Around 717 million years ago, Earth’s humid landscapes and roiling blue waters transformed into a frigid, barren world. Scientists nicknamed this stage of geological history, and others like it, Snowball Earth.

What exactly froze the planet nearly solid has been a mystery, as has how it remained that way for 56 million years. On Wednesday, a team of researchers at the University of Sydney said they have it figured out. Earth’s glaciation, they say, may have come from a global drop in carbon dioxide emissions, a result of fewer volcanoes expelling the gas into the atmosphere.

Less carbon dioxide makes it more difficult for Earth’s atmosphere to trap heat. If the depletion were extreme enough, they argued, it could have thrust the planet into its longest ice age yet.

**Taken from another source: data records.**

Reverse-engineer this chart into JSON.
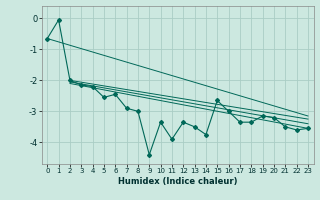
{
  "xlabel": "Humidex (Indice chaleur)",
  "ylabel": "",
  "bg_color": "#cce8e0",
  "grid_color": "#aacdc5",
  "line_color": "#006858",
  "xlim": [
    -0.5,
    23.5
  ],
  "ylim": [
    -4.7,
    0.4
  ],
  "yticks": [
    0,
    -1,
    -2,
    -3,
    -4
  ],
  "xticks": [
    0,
    1,
    2,
    3,
    4,
    5,
    6,
    7,
    8,
    9,
    10,
    11,
    12,
    13,
    14,
    15,
    16,
    17,
    18,
    19,
    20,
    21,
    22,
    23
  ],
  "series": [
    [
      0,
      -0.65
    ],
    [
      1,
      -0.05
    ],
    [
      2,
      -2.0
    ],
    [
      3,
      -2.15
    ],
    [
      4,
      -2.2
    ],
    [
      5,
      -2.55
    ],
    [
      6,
      -2.45
    ],
    [
      7,
      -2.9
    ],
    [
      8,
      -3.0
    ],
    [
      9,
      -4.4
    ],
    [
      10,
      -3.35
    ],
    [
      11,
      -3.9
    ],
    [
      12,
      -3.35
    ],
    [
      13,
      -3.5
    ],
    [
      14,
      -3.75
    ],
    [
      15,
      -2.65
    ],
    [
      16,
      -3.0
    ],
    [
      17,
      -3.35
    ],
    [
      18,
      -3.35
    ],
    [
      19,
      -3.15
    ],
    [
      20,
      -3.2
    ],
    [
      21,
      -3.5
    ],
    [
      22,
      -3.6
    ],
    [
      23,
      -3.55
    ]
  ],
  "linear_series": [
    [
      [
        0,
        -0.65
      ],
      [
        23,
        -3.15
      ]
    ],
    [
      [
        2,
        -2.0
      ],
      [
        23,
        -3.25
      ]
    ],
    [
      [
        2,
        -2.05
      ],
      [
        23,
        -3.4
      ]
    ],
    [
      [
        2,
        -2.1
      ],
      [
        23,
        -3.55
      ]
    ]
  ]
}
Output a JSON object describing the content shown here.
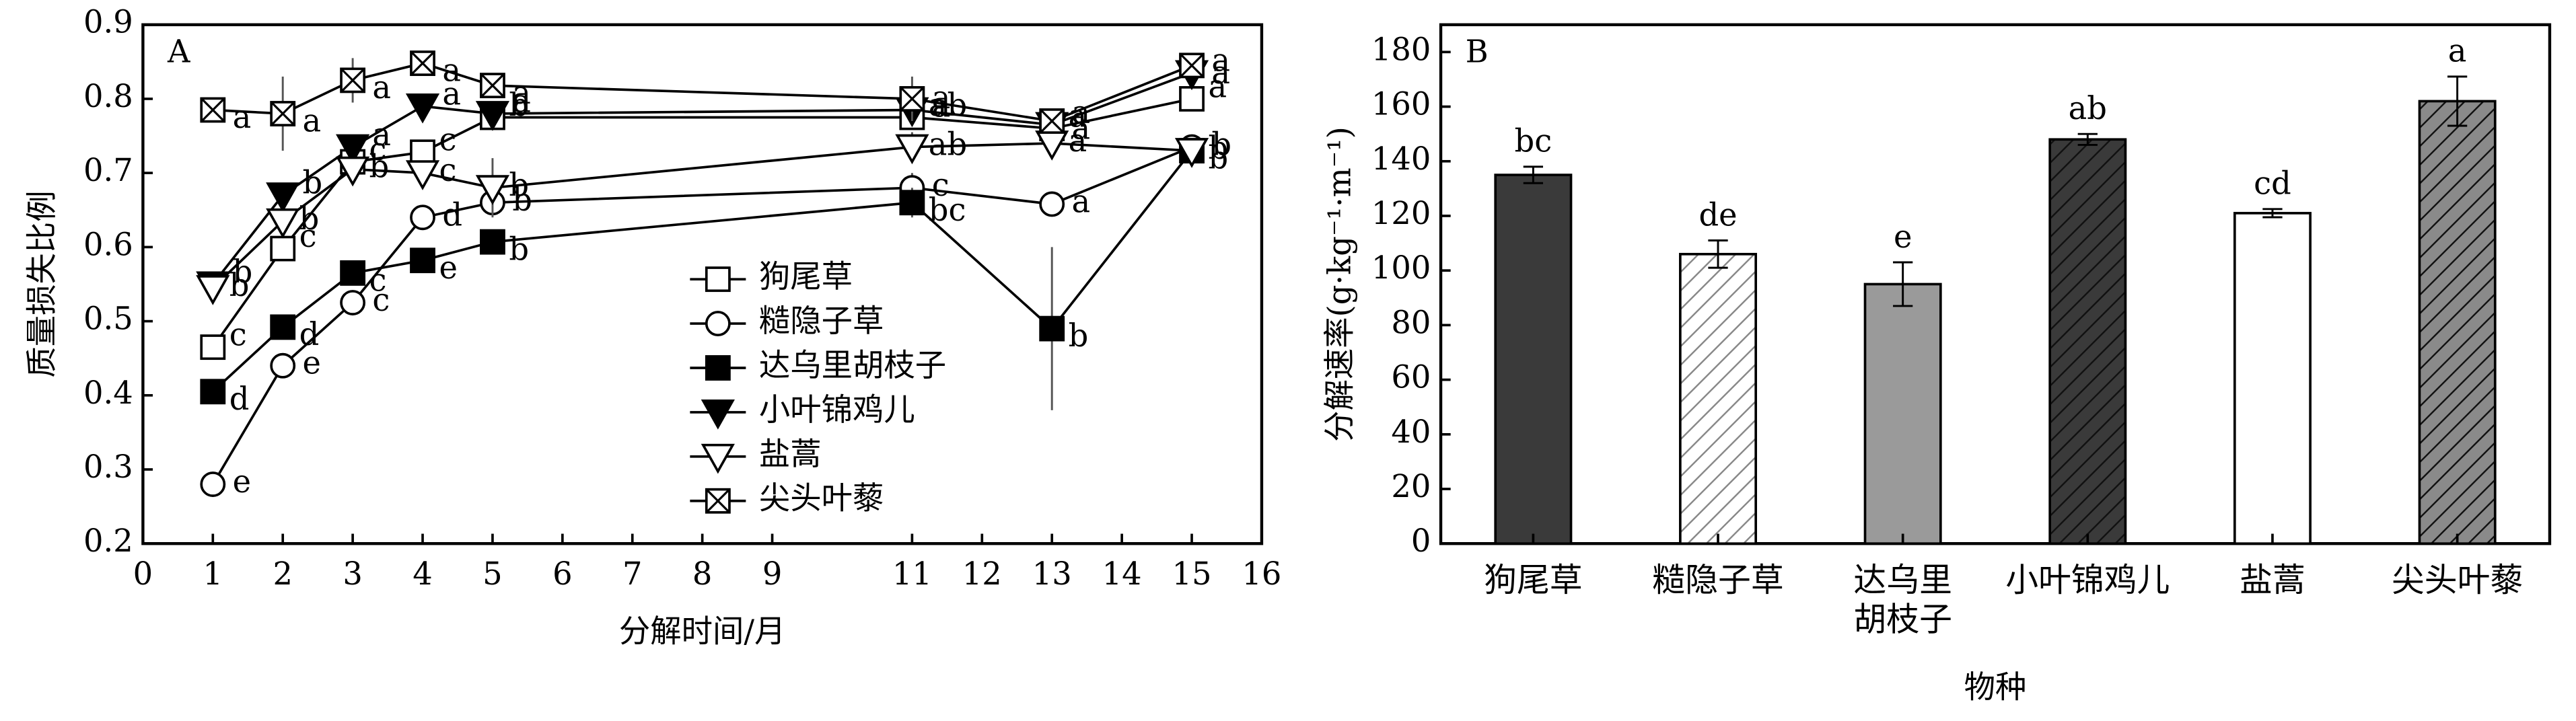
{
  "chart_data": [
    {
      "type": "line",
      "panel": "A",
      "xlabel": "分解时间/月",
      "ylabel": "质量损失比例",
      "x": [
        1,
        2,
        3,
        4,
        5,
        11,
        13,
        15
      ],
      "xlim": [
        0,
        16
      ],
      "xticks": [
        0,
        1,
        2,
        3,
        4,
        5,
        6,
        7,
        8,
        9,
        11,
        12,
        13,
        14,
        15,
        16
      ],
      "ylim": [
        0.2,
        0.9
      ],
      "yticks": [
        0.2,
        0.3,
        0.4,
        0.5,
        0.6,
        0.7,
        0.8,
        0.9
      ],
      "series": [
        {
          "name": "狗尾草",
          "marker": "square-open",
          "color": "#000000",
          "values": [
            0.465,
            0.598,
            0.715,
            0.728,
            0.775,
            0.775,
            0.76,
            0.8
          ],
          "errors": [
            0.01,
            0.01,
            0.01,
            0.01,
            0.01,
            0.01,
            0.01,
            0.01
          ],
          "letters": [
            "c",
            "c",
            "c",
            "c",
            "b",
            "ab",
            "a",
            "a"
          ]
        },
        {
          "name": "糙隐子草",
          "marker": "circle-open",
          "color": "#000000",
          "values": [
            0.28,
            0.44,
            0.525,
            0.64,
            0.66,
            0.68,
            0.658,
            0.735
          ],
          "errors": [
            0.01,
            0.01,
            0.01,
            0.01,
            0.01,
            0.02,
            0.01,
            0.01
          ],
          "letters": [
            "e",
            "e",
            "c",
            "d",
            "b",
            "c",
            "a",
            "b"
          ]
        },
        {
          "name": "达乌里胡枝子",
          "marker": "square-filled",
          "color": "#000000",
          "values": [
            0.405,
            0.492,
            0.565,
            0.582,
            0.607,
            0.66,
            0.49,
            0.73
          ],
          "errors": [
            0.01,
            0.01,
            0.01,
            0.01,
            0.01,
            0.02,
            0.11,
            0.01
          ],
          "letters": [
            "d",
            "d",
            "c",
            "e",
            "b",
            "bc",
            "b",
            "b"
          ]
        },
        {
          "name": "小叶锦鸡儿",
          "marker": "triangle-filled",
          "color": "#000000",
          "values": [
            0.55,
            0.67,
            0.735,
            0.79,
            0.78,
            0.785,
            0.765,
            0.835
          ],
          "errors": [
            0.01,
            0.01,
            0.01,
            0.01,
            0.01,
            0.01,
            0.01,
            0.01
          ],
          "letters": [
            "b",
            "b",
            "a",
            "a",
            "a",
            "a",
            "a",
            "a"
          ]
        },
        {
          "name": "盐蒿",
          "marker": "triangle-open",
          "color": "#000000",
          "values": [
            0.545,
            0.635,
            0.705,
            0.7,
            0.68,
            0.735,
            0.74,
            0.73
          ],
          "errors": [
            0.01,
            0.01,
            0.01,
            0.01,
            0.04,
            0.02,
            0.01,
            0.01
          ],
          "letters": [
            "b",
            "b",
            "b",
            "c",
            "b",
            "ab",
            "a",
            "b"
          ]
        },
        {
          "name": "尖头叶藜",
          "marker": "square-cross",
          "color": "#000000",
          "values": [
            0.785,
            0.78,
            0.825,
            0.848,
            0.818,
            0.8,
            0.77,
            0.845
          ],
          "errors": [
            0.01,
            0.05,
            0.03,
            0.01,
            0.01,
            0.03,
            0.01,
            0.01
          ],
          "letters": [
            "a",
            "a",
            "a",
            "a",
            "a",
            "a",
            "a",
            "a"
          ]
        }
      ]
    },
    {
      "type": "bar",
      "panel": "B",
      "xlabel": "物种",
      "ylabel": "分解速率(g·kg⁻¹·m⁻¹)",
      "categories": [
        "狗尾草",
        "糙隐子草",
        "达乌里胡枝子",
        "小叶锦鸡儿",
        "盐蒿",
        "尖头叶藜"
      ],
      "values": [
        135,
        106,
        95,
        148,
        121,
        162
      ],
      "errors": [
        3,
        5,
        8,
        2,
        1.5,
        9
      ],
      "letters": [
        "bc",
        "de",
        "e",
        "ab",
        "cd",
        "a"
      ],
      "colors": [
        "#3a3a3a",
        "#ffffff",
        "#9a9a9a",
        "#3a3a3a",
        "#ffffff",
        "#8a8a8a"
      ],
      "hatch": [
        false,
        true,
        false,
        true,
        false,
        true
      ],
      "ylim": [
        0,
        190
      ],
      "yticks": [
        0,
        20,
        40,
        60,
        80,
        100,
        120,
        140,
        160,
        180
      ]
    }
  ]
}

The theory, published in the journal Geology, adds insight to the way geological processes influenced Earth’s past climate. It may also help scientists better understand trends in our current climate.

“These days, of course, humans are having a large impact on CO2 in the atmosphere,” said Adriana Dutkiewicz, a sedimentologist at the University of Sydney who led the study. “But back in time, there were no humans, and so everything was basically modulated by geological processes.”

There are many ideas about what turned Earth into a snowball. One popular theory suggests that minerals released by the weathering of igneous rock sucked enough carbon dioxide from the atmosphere to set off a deep freeze.